Une fois notre recueillement achevé, ma gorge finit de se nouer. Tous les événements de ces derniers mois m’avaient fait oublier ma tristesse et ma solitude. Mais malgré tout, je m’étais fait de nouveaux amis, et, par-dessus tout, j’avais retrouvé ma famille. Mais cette famille, je venais à nouveau de la perdre, et ce pour toujours.
Jérémie me rematérialisa, et aussitôt nous nous rendions dans la salle du Super Calculateur. Mais avant qu’Einstein n’abaisse le levier, je me raclais la gorge.

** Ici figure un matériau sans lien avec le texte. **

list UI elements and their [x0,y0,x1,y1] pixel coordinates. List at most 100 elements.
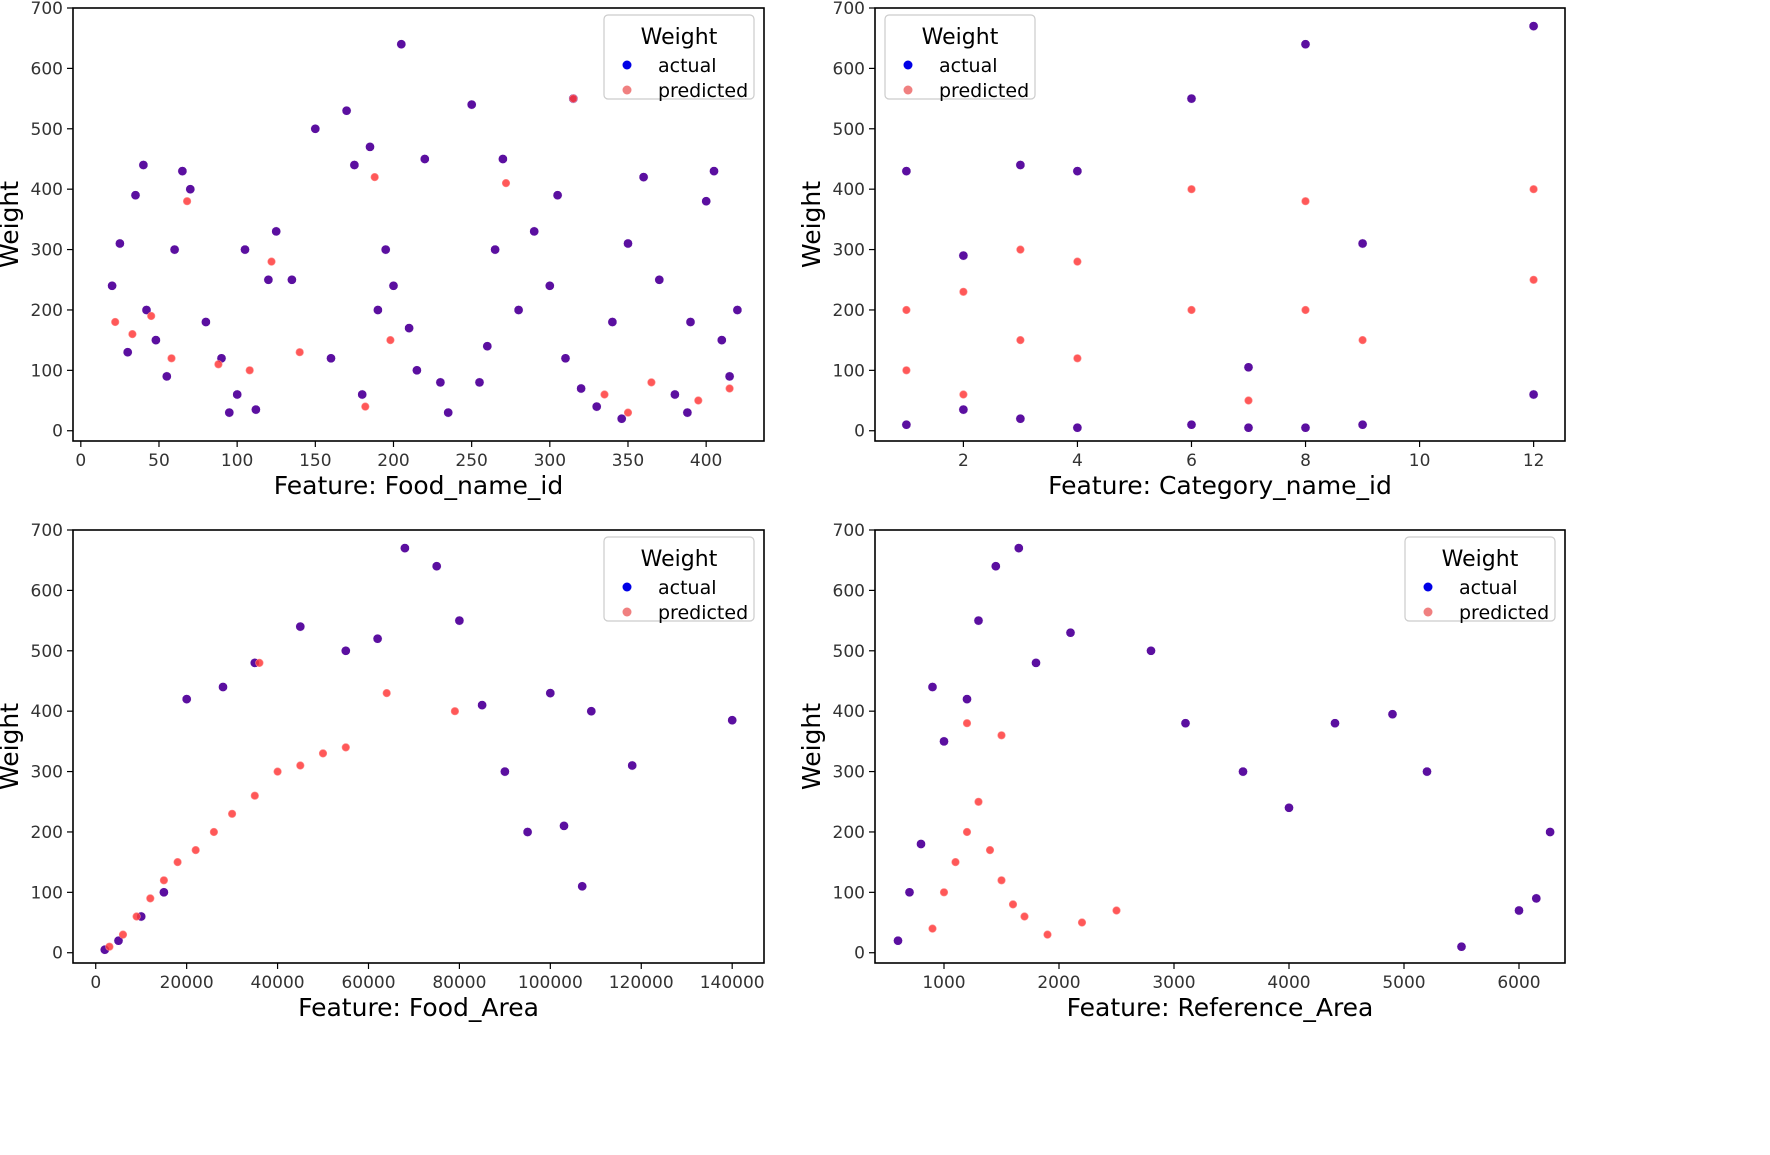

« Oui Yann ? Tu veux dire quelque chose ?
- Oui… Il faut que je le dise...
« Dans la vie, il y a les joies et les peines. Il y a les pleurs et les blessures. Les coups bas, les gens qui nous poignardent dans le dos, les croche-pieds.
« Mais au fond, la vie continue. Chaque jour, nous surmontons des épreuves. Chaque jour, nous allons de l’avant. Chaque jour, on en ressort grandis…
« Et nous ne pourrons jamais oublier notre ancienne vie, tant les souvenirs sont grands pour qu’on puisse les oublier. Lyoko est ancré en nous, on ne peut rien y faire. Mais chaque chose a une fin…
« It’s been fun… But we won’t come back… »
À mesure que je discourais, je me rapprochais de Jérémie, et quand j’eus fini mon speech, ce fut moi qui éteignis l’ordinateur quantique. Avec une boule au fond du cœur.
* * *
Depuis ces trois ans, je n’ai toujours pas réussi à ramener Lloyd. Mais je l’ai tout de même retrouvé à plusieurs reprises. Qui sait, peut-être que ma vie est aussi liée à Lyoko que la sienne ?
Je suis entré en école d’ingénieurs, option électronique quantique. J’ai décidé de reprendre les travaux d’oncle Allan et de Franz Hopper. Pour Lloyd. Pour mes amis. Pour la science. Non, en fait, la dernière phrase est inutile, mais je trouvais ça marrant de la poser, comme ça.
XANA est revenu, lui aussi. Mais pas forcément tout le temps de la façon dont on pourrait l’imaginer. Oui, il est revenu. Mais les Lyoko-Guerriers eux aussi étaient là pour l’accueillir.
Ainsi s’achèvent les Mémoires d’un Cyborg.